Caso chiuso, dunque, anche per la Procura, che ha archiviato le indagini. La pistola fumante, tuttavia, non è mai stata trovata, nonostante le analisi massicce sui due indiziati principali: le torri di raffreddamento ed il fiume Chiese. Forse proprio l’assenza di un colpevole ‘ufficiale’, però, alimenta la tesi, mai del tutto scomparsa tra la gente e sui social, secondo cui tutto sia stato generato dall’inquinamento. «Fanghi e gessi non c’entrano – sottolinea Sileo – e le discariche generano problemi di natura chimica, non batteriologica.

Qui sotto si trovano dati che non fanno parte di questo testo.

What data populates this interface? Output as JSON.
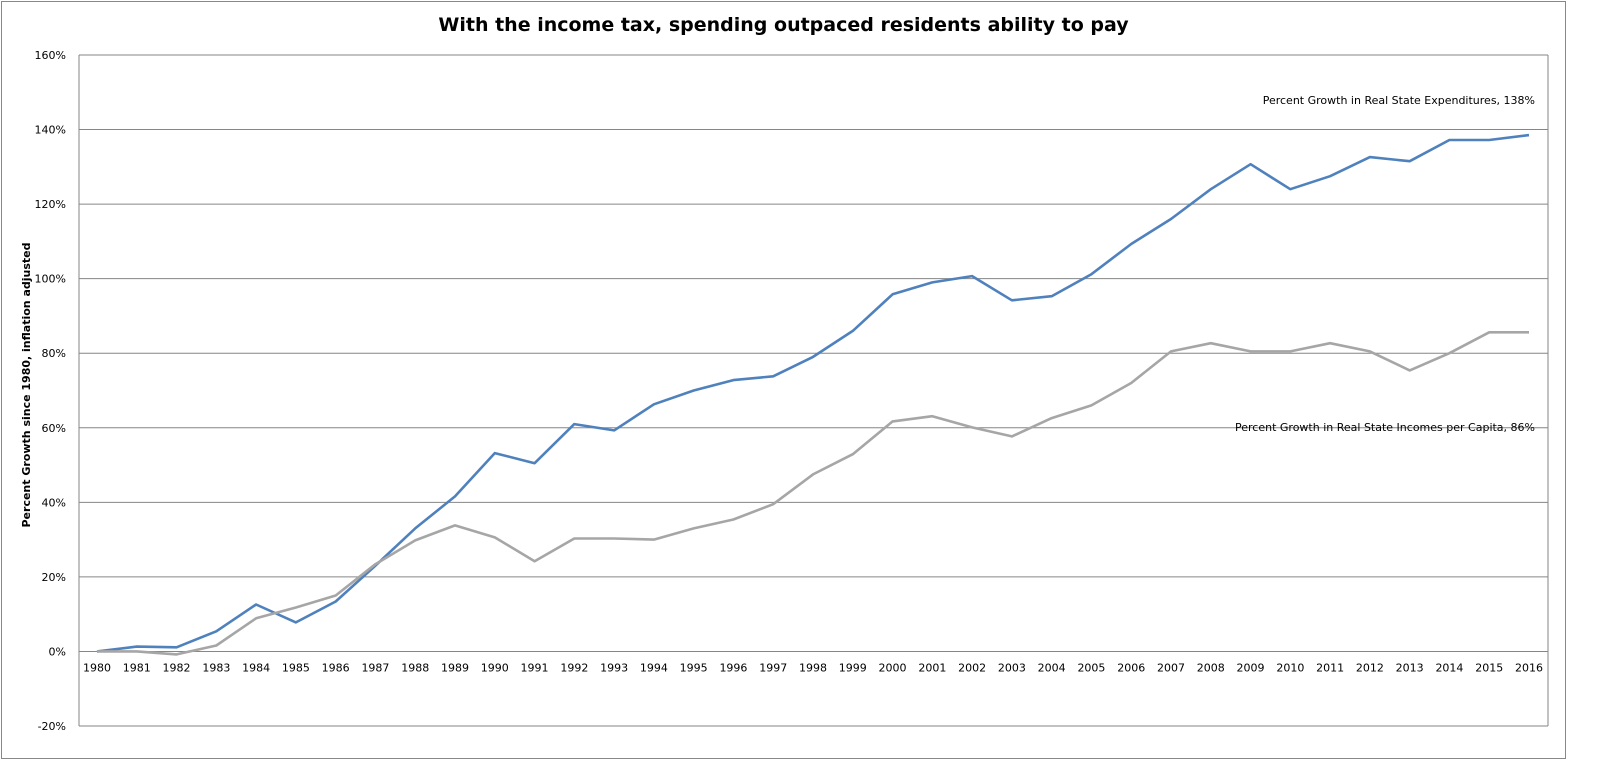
{
  "chart_data": {
    "type": "line",
    "title": "With the income tax, spending outpaced residents ability to pay",
    "xlabel": "",
    "ylabel": "Percent Growth since 1980, inflation adjusted",
    "ylim": [
      -20,
      160
    ],
    "yticks": [
      -20,
      0,
      20,
      40,
      60,
      80,
      100,
      120,
      140,
      160
    ],
    "ytick_labels": [
      "-20%",
      "0%",
      "20%",
      "40%",
      "60%",
      "80%",
      "100%",
      "120%",
      "140%",
      "160%"
    ],
    "grid": true,
    "legend": "none",
    "x": [
      "1980",
      "1981",
      "1982",
      "1983",
      "1984",
      "1985",
      "1986",
      "1987",
      "1988",
      "1989",
      "1990",
      "1991",
      "1992",
      "1993",
      "1994",
      "1995",
      "1996",
      "1997",
      "1998",
      "1999",
      "2000",
      "2001",
      "2002",
      "2003",
      "2004",
      "2005",
      "2006",
      "2007",
      "2008",
      "2009",
      "2010",
      "2011",
      "2012",
      "2013",
      "2014",
      "2015",
      "2016"
    ],
    "series": [
      {
        "color": "#4f81bd",
        "annotation": "Percent Growth  in Real State  Expenditures, 138%",
        "values": [
          0,
          1.3,
          1.1,
          5.4,
          12.6,
          7.8,
          13.4,
          23,
          33,
          41.6,
          53.2,
          50.5,
          61,
          59.3,
          66.3,
          70,
          72.8,
          73.8,
          79,
          86,
          95.8,
          99,
          100.7,
          94.2,
          95.3,
          101.2,
          109.3,
          116,
          124,
          130.7,
          124,
          127.5,
          132.6,
          131.5,
          137.2,
          137.2,
          138.5
        ]
      },
      {
        "color": "#a6a6a6",
        "annotation": "Percent Growth  in Real State  Incomes per Capita, 86%",
        "values": [
          0,
          0,
          -0.8,
          1.6,
          8.9,
          11.8,
          15,
          23.4,
          29.8,
          33.8,
          30.6,
          24.2,
          30.3,
          30.3,
          30,
          33,
          35.4,
          39.5,
          47.5,
          52.9,
          61.7,
          63.1,
          60.1,
          57.7,
          62.6,
          66,
          72,
          80.5,
          82.7,
          80.5,
          80.5,
          82.7,
          80.5,
          75.4,
          80,
          85.6,
          85.6
        ]
      }
    ]
  }
}
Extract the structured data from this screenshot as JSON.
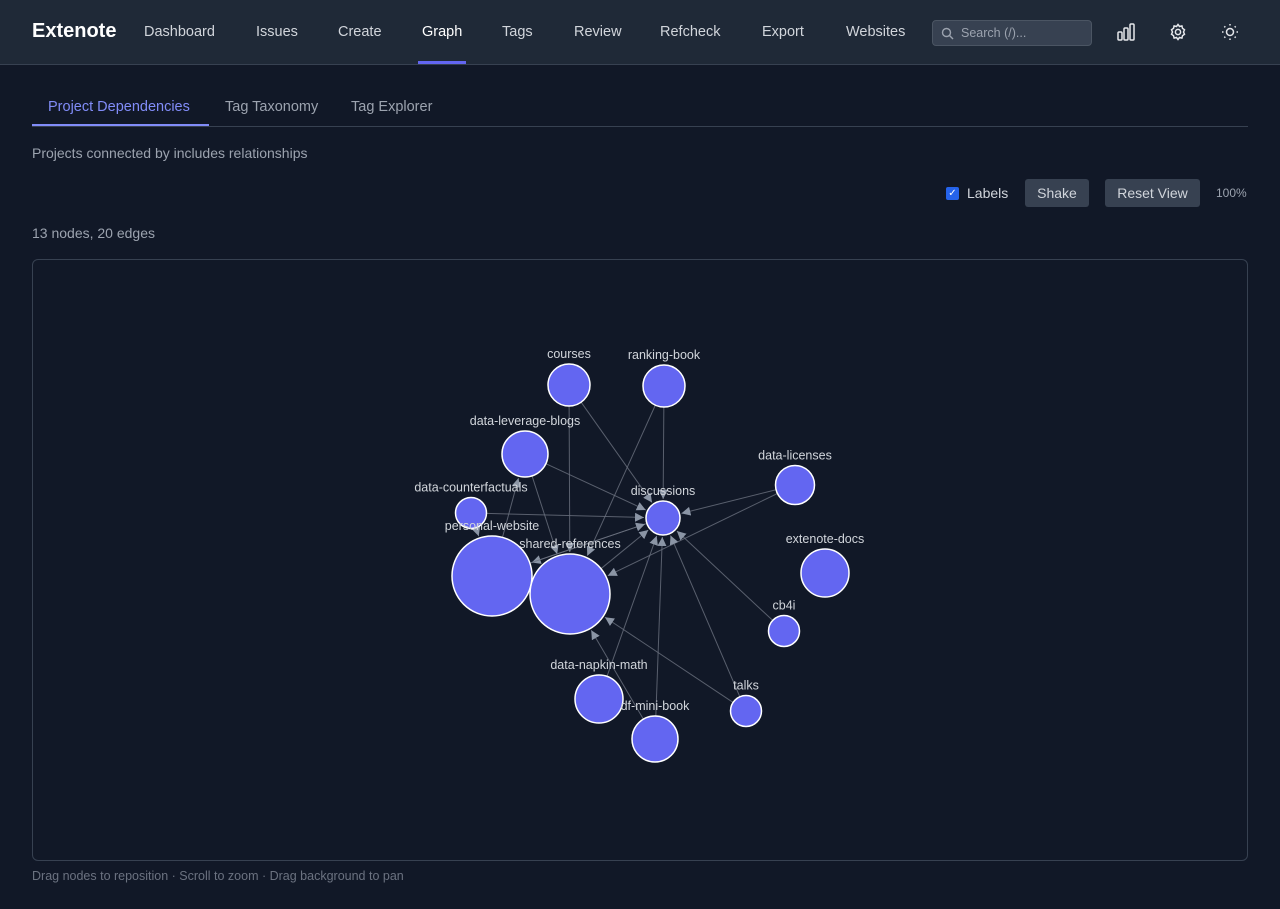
{
  "app": {
    "title": "Extenote"
  },
  "nav": {
    "items": [
      "Dashboard",
      "Issues",
      "Create",
      "Graph",
      "Tags",
      "Review",
      "Refcheck",
      "Export",
      "Websites"
    ],
    "active": "Graph"
  },
  "search": {
    "placeholder": "Search (/)..."
  },
  "header_icons": [
    "bar-chart-icon",
    "gear-icon",
    "sun-icon"
  ],
  "tabs": {
    "items": [
      "Project Dependencies",
      "Tag Taxonomy",
      "Tag Explorer"
    ],
    "active": "Project Dependencies"
  },
  "description": "Projects connected by includes relationships",
  "controls": {
    "labels_label": "Labels",
    "labels_checked": true,
    "shake_label": "Shake",
    "reset_label": "Reset View",
    "zoom": "100%"
  },
  "stats": "13 nodes, 20 edges",
  "graph": {
    "node_color": "#6366f1",
    "nodes": [
      "courses",
      "ranking-book",
      "data-leverage-blogs",
      "data-licenses",
      "data-counterfactuals",
      "discussions",
      "personal-website",
      "shared-references",
      "extenote-docs",
      "cb4i",
      "data-napkin-math",
      "df-mini-book",
      "talks"
    ],
    "edges": [
      [
        "courses",
        "discussions"
      ],
      [
        "courses",
        "shared-references"
      ],
      [
        "ranking-book",
        "discussions"
      ],
      [
        "ranking-book",
        "shared-references"
      ],
      [
        "data-leverage-blogs",
        "discussions"
      ],
      [
        "data-leverage-blogs",
        "shared-references"
      ],
      [
        "data-counterfactuals",
        "discussions"
      ],
      [
        "data-counterfactuals",
        "personal-website"
      ],
      [
        "personal-website",
        "data-leverage-blogs"
      ],
      [
        "discussions",
        "personal-website"
      ],
      [
        "shared-references",
        "discussions"
      ],
      [
        "data-licenses",
        "discussions"
      ],
      [
        "data-licenses",
        "shared-references"
      ],
      [
        "cb4i",
        "discussions"
      ],
      [
        "talks",
        "discussions"
      ],
      [
        "talks",
        "shared-references"
      ],
      [
        "data-napkin-math",
        "discussions"
      ],
      [
        "df-mini-book",
        "discussions"
      ],
      [
        "df-mini-book",
        "shared-references"
      ],
      [
        "personal-website",
        "discussions"
      ]
    ]
  },
  "hint": "Drag nodes to reposition · Scroll to zoom · Drag background to pan"
}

Il fatto che sia accaduto in un’area ben nota per le quantità di discariche ha fatto sì che ci fosse questa correlazione. Purtroppo Brescia è talmente ricca di situazioni ambientali critiche, che in qualunque posto fosse avvenuta l’epidemia, sarebbe stato facile imputarla a qualche problema ambientale».

Una questione delicata, che emerge ogni volta che si parla di problemi sanitari, tanto che Sileo invita le istituzioni, sindaci in primis, a non assecondare «l’ansia che porta a dimenticare il rigore scientifico. Il caso legionella è servito a porre l’attenzione sul fatto che l’ambiente conta, ma maneggiare i dati epidemiologici non è cosa semplice. Brescia è una provincia con problemi ambientali, ma ha fortuna di avere sistema sanitario efficace: nel bilancio bisogna considerare tutto».